Piqued by unexpected X-rays that he and Winckler had discovered emanating from the atmosphere above Northern Canada, Kinsey focused on X-ray detectors and established, by direct observations at high altitudes, that intense fluxes of very energetic protons are emitted by the sun during solar flares.
He joined the UC Berkeley physics department in 1960 and switched to the then-new technology of satellite instrumentation to study particles and X-rays from the sun. During the next 10 years, he and his students successfully flew instruments on more than a dozen spacecraft, “which may be a record number for any individual or research group,” Lin said. The space vehicles included IMP (Interplanetary Monitoring Platform) 1-6, Explorers 33 and 35, OGO (Orbiting Geophysical Observatory) 5, and the Apollo 15 and 16 subsatellites.
“A characteristic of this work was Kinsey’s unselfish leadership, which enabled his students to manage all aspects of their own research programs,” said SSL colleague Forrest Mozer, UC Berkeley professor emeritus of physics. “This approach produced scientists who are world leaders in research fields initiated by Kinsey and colleagues who appreciated Kinsey’s assistance in establishing their own research programs.”
As SSL director, Anderson initiated a senior fellow program that allowed research scientists to become principal investigators, thus able to handle the administrative and technical burdens associated with the special needs of space flight programs.
Kinsey was an author of approximately 200 papers and trained 24 graduate students on such diverse topics as instrument design; auroral, solar and cosmic x-ray emissions; energetic particles from the sun, Earth’s bow shock, magnetosphere and tail; the plasma physics of Halley’s Comet; and remnant magnetic fields of the moon and Mars.
His research achievements resulted in his election as a member of the National Academy of Sciences. He also received a Guggenheim Fellowship, the Space Science Award from the American Institute of Astronautics and Aeronautics, a NASA Medal for Exceptional Scientific Achievement, the Alexander von Humboldt Award, fellowships in the American Geophysical Union, the American Physical Society and the American Association for the Advancement of Science, as well as an honorary doctorate from the University of Toulouse. Upon his retirement from UC Berkeley in 1990, Kinsey received the Berkeley Citation for distinguished achievement and notable service to the university.

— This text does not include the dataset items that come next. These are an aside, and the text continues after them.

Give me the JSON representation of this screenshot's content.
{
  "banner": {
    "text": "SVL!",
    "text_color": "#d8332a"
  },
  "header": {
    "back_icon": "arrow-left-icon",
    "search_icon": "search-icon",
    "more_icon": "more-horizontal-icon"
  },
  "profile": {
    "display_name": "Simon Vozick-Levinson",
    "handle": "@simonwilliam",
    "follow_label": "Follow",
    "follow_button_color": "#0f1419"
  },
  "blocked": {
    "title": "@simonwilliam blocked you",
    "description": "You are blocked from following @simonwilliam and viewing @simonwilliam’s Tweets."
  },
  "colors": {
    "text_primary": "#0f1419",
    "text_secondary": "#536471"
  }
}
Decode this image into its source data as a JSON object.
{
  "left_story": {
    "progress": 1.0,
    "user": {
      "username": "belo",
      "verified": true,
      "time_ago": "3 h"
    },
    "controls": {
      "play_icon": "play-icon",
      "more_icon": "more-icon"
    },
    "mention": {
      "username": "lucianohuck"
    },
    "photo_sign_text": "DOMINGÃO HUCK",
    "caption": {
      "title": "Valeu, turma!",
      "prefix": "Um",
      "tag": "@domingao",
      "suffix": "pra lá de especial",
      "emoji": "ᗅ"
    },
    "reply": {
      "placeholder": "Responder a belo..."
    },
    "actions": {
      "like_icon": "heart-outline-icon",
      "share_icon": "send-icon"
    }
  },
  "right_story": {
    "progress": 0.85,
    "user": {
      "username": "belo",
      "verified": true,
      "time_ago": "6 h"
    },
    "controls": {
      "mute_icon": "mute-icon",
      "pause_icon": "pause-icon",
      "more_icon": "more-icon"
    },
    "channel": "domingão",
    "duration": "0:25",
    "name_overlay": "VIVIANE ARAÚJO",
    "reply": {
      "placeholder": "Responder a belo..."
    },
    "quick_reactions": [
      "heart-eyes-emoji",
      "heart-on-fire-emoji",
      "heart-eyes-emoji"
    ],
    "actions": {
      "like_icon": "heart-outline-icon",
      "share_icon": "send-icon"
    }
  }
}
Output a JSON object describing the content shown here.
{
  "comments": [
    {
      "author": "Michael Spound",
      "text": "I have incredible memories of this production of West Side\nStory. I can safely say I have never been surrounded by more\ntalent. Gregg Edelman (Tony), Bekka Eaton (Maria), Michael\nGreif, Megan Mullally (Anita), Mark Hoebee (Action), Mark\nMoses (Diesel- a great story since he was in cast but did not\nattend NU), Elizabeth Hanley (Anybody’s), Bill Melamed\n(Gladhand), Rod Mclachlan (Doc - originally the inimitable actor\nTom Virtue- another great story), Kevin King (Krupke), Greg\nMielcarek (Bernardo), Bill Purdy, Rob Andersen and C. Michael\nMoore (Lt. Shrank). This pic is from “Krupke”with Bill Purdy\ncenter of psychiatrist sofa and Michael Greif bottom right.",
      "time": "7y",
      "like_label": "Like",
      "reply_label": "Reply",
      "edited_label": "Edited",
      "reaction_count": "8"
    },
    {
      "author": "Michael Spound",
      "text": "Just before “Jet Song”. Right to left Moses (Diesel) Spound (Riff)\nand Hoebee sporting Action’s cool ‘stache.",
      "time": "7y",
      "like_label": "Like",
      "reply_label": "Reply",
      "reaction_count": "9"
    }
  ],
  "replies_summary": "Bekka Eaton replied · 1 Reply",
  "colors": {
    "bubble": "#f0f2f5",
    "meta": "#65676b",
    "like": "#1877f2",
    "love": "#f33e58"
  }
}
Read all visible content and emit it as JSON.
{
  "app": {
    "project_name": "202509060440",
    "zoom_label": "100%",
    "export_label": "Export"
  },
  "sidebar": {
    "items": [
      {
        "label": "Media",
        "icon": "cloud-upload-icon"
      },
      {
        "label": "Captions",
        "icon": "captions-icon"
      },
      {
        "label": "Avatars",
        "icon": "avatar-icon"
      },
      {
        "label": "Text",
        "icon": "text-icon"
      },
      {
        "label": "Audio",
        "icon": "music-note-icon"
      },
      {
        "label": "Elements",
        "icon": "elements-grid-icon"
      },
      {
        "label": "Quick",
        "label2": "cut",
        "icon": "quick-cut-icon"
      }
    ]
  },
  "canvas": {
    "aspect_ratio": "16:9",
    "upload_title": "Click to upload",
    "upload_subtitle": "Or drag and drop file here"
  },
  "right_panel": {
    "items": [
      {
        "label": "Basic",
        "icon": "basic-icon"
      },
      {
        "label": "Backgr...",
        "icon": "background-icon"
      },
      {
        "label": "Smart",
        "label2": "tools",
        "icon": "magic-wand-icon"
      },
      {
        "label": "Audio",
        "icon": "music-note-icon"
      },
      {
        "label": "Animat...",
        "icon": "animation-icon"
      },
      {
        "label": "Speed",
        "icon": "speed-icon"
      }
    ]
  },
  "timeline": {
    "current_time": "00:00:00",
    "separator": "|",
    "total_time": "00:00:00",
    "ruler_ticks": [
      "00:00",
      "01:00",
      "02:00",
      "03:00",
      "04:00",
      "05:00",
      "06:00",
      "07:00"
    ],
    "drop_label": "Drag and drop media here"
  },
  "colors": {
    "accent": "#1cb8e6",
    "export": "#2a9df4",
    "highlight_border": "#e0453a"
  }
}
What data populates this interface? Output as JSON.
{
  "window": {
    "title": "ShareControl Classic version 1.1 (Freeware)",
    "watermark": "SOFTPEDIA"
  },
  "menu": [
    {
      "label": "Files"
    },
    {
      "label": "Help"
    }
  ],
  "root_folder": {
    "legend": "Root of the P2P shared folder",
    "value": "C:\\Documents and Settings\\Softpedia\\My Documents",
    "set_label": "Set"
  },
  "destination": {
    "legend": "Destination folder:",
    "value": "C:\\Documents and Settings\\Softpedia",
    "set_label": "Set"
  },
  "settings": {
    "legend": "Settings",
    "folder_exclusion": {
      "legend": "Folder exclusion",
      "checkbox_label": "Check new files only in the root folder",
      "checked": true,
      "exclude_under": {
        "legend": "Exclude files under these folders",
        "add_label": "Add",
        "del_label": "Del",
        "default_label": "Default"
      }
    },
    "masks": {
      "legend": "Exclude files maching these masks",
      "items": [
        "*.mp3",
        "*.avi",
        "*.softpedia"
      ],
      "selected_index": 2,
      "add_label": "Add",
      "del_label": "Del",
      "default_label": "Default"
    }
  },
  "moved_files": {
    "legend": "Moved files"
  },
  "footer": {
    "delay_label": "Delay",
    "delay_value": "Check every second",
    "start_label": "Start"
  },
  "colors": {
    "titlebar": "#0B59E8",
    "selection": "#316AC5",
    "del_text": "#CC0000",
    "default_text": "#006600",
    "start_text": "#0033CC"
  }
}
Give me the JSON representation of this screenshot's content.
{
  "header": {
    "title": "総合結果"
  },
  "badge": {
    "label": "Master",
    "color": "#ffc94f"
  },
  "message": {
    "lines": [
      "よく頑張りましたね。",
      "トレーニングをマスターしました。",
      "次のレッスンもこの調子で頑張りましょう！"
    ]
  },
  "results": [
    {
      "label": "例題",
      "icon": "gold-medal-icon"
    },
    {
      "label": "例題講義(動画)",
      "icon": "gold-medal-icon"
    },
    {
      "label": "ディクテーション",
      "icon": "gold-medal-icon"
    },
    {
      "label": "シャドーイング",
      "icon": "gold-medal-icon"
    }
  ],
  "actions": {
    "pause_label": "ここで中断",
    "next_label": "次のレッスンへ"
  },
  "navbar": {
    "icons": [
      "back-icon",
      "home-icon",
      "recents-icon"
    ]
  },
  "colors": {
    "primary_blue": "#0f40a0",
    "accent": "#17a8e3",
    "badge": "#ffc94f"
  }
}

“Kinsey is remembered not only as a preeminent scientist, but as a humble, curious and witty man whose interests in art, music, nature and culture enriched the lives of all who knew him,” said SSL physicist George Parks.
Anderson is survived by his wife, Lilica Anderson (née Vassiliades) of El Cerrito; daughters Sindri Anderson of El Cerrito and Danae Anderson of Truckee, Calif.; and five grandchildren.
A memorial service is being planned for September.